Jesus’ teaching about the Kingdom, the Kin-dom of God, is all about how, despite our superficial differences, we all belong to the one Family of God. Perhaps the biggest distortion in our lives has always been that is that there exists a ‘we’ and a ‘them’. This is not to say there are no differences between us: even in the closest family, there are differences. But that which connects us is of far greater significance.
It’s not easy work. We know we have the capacity to empathize and grieve with victims of violence and injustice. We can feel with them the urge to stand up to their oppressors. We know all too well the pain of loss and injury. However we also need to recognize that each of us has the capacity to be an oppressor. No, we’re probably not making active policy decisions against another group. But aren’t all of us in one way or another taking unjust advantage of others or our environment? We could start with our tacet acceptance of the unjust treatment of most of the farm workers in this country. And perhaps what’s most important about that recognition, is that even we, trying to be good people, have things in common with those whose actions offend us. Each one of us has the choice to abuse any power we might think we have, or not.
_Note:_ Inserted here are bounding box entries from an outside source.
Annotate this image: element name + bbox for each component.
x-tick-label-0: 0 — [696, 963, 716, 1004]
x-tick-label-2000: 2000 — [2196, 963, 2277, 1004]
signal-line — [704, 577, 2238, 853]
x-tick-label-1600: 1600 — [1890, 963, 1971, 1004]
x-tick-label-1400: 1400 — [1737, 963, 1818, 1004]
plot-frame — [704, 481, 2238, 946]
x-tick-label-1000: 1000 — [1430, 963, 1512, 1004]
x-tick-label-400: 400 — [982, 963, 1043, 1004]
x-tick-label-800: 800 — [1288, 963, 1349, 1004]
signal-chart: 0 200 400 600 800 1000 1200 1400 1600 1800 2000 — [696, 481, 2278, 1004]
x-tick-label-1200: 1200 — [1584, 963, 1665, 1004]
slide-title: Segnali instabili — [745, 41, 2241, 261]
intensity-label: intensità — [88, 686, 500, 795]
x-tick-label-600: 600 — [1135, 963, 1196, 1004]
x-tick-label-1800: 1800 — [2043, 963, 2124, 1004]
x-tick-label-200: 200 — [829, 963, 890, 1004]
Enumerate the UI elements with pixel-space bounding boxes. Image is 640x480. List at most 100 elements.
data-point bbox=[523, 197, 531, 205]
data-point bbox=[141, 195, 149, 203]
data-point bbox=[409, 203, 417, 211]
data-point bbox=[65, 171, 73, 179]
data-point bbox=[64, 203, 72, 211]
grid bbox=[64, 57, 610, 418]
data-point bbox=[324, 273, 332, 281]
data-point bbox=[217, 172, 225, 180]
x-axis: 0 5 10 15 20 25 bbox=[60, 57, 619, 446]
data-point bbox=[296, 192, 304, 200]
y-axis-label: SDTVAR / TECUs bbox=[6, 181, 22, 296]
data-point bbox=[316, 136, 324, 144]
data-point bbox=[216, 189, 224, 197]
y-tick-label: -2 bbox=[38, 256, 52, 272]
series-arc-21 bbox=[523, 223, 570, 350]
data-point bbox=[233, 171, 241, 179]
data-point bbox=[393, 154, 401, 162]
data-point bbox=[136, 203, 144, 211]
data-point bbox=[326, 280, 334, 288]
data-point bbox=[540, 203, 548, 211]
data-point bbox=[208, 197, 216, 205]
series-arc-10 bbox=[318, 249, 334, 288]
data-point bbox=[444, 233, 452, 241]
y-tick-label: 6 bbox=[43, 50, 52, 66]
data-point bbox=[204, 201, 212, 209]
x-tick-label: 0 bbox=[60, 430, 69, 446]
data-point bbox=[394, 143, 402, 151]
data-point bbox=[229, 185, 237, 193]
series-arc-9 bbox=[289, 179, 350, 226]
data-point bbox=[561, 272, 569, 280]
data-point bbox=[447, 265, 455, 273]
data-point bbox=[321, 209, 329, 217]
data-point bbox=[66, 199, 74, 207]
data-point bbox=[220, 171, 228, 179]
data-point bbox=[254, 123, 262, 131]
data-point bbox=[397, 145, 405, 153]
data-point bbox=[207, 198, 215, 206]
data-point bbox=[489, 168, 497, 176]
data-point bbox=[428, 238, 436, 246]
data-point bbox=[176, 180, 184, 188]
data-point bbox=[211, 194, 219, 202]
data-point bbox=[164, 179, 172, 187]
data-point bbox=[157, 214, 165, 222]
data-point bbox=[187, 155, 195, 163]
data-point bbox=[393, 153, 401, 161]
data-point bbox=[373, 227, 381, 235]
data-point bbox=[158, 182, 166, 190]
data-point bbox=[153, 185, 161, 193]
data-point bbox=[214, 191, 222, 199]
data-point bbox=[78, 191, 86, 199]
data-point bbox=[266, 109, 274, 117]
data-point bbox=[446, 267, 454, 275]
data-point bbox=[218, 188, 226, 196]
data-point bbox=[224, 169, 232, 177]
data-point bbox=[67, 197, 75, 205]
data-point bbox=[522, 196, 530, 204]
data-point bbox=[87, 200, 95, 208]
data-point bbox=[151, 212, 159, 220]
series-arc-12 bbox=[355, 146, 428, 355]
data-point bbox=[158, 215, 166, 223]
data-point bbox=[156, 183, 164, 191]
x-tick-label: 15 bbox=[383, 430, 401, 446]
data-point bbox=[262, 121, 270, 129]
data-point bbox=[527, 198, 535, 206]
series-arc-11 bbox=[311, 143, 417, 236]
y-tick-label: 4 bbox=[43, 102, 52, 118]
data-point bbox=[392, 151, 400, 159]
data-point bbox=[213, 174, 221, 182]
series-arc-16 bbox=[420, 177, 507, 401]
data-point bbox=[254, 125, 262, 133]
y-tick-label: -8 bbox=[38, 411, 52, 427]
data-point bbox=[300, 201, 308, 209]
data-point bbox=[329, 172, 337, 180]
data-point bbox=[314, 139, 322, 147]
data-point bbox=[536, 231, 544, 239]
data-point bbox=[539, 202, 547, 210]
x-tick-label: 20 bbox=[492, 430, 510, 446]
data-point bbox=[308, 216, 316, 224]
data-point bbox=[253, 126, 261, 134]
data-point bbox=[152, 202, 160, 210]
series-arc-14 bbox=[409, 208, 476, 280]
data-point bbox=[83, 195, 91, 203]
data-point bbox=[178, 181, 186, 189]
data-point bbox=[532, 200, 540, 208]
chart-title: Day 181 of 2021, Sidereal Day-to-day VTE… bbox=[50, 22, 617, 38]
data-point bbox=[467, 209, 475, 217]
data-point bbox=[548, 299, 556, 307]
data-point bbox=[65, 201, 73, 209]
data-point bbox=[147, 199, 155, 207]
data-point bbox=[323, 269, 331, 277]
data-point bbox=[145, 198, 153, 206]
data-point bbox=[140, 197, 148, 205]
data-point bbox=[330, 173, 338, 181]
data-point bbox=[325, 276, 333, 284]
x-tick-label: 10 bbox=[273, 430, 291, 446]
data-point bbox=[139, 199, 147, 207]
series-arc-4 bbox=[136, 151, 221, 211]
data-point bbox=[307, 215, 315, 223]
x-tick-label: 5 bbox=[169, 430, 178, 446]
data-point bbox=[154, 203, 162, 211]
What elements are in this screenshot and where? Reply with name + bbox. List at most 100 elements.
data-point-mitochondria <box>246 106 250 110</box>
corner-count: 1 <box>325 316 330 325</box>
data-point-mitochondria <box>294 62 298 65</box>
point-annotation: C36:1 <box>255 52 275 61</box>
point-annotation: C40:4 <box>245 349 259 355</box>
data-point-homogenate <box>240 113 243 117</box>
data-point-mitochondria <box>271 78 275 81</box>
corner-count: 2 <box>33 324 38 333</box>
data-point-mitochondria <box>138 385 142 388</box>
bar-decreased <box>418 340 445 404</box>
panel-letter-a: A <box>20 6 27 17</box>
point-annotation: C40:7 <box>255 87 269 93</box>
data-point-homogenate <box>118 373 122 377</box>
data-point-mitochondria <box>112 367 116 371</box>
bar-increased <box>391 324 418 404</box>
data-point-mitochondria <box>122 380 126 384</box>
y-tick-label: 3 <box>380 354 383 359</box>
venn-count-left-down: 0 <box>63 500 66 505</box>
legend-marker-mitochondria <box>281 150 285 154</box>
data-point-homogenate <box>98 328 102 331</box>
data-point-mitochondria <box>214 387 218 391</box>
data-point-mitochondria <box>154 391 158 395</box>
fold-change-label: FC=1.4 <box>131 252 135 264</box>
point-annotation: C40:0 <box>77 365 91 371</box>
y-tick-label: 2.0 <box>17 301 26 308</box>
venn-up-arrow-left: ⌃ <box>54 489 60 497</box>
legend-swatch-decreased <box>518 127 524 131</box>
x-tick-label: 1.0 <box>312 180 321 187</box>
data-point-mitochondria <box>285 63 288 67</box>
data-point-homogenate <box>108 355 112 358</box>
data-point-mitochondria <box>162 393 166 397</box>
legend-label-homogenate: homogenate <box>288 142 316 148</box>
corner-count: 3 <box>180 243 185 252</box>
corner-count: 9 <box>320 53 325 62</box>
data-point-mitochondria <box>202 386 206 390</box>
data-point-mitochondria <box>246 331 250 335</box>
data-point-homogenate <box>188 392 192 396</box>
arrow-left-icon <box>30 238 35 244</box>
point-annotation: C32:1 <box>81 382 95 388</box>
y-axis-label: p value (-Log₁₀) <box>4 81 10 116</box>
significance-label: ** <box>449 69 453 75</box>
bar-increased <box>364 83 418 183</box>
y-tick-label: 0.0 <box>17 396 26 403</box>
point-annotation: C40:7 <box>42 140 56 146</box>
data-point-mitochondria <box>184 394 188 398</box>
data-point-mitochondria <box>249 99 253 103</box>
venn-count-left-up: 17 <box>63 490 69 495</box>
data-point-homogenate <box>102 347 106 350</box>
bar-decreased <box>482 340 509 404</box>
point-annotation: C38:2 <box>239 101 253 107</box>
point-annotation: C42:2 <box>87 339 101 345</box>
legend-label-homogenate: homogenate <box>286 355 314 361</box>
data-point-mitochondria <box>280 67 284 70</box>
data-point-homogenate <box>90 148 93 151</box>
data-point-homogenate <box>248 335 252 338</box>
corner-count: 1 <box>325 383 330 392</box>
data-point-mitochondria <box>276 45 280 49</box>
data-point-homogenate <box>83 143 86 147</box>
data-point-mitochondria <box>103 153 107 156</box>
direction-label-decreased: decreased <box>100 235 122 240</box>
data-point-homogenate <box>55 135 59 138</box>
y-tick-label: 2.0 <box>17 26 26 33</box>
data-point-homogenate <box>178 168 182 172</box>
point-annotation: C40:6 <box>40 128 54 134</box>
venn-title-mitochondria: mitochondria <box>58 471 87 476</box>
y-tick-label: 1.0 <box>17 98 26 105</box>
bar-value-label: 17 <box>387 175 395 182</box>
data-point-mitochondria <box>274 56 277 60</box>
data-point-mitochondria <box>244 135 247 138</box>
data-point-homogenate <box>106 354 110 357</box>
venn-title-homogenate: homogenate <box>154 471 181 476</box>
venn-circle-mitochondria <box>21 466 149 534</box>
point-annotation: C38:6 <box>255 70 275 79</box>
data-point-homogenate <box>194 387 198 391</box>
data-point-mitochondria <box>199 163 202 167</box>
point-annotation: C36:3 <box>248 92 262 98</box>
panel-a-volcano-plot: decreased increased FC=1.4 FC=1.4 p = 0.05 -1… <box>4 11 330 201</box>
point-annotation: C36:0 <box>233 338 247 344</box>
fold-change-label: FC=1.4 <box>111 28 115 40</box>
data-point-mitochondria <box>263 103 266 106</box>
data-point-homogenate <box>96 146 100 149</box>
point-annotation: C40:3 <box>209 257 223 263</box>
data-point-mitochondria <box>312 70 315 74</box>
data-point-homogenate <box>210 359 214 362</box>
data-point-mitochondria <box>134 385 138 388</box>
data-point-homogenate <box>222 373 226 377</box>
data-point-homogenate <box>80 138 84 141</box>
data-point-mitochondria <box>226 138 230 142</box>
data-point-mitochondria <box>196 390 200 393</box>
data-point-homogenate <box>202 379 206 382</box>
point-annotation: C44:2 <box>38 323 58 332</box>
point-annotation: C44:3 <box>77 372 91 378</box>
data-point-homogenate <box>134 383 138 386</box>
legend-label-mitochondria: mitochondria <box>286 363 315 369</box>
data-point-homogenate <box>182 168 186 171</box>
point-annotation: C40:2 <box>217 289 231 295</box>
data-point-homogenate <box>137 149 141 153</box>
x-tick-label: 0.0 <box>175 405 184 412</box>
Jesus invites us to recognize that we are all in this together, all capable of abusing our power, and all with the potential to be victims. It is only by living into the reality of our commonality can we begin the work of casting down this evilly distorted kingdom of cruelty and exclusion. And Jesus tells us that the only way we can do that is by choosing to align our lives with the will, and I would add, the love of God: no easy task, but is there a choice?
To close in the words of this morning’s collect:
Difficult God,
whom the world judges mad or worse:
reveal our life’s distortions posing as normality enlarge our sense of family
beyond those close to us;
and cast down Satan’s kingdom
of cruelty and exclusion
through Jesus Christ, the one who is accused. Amen.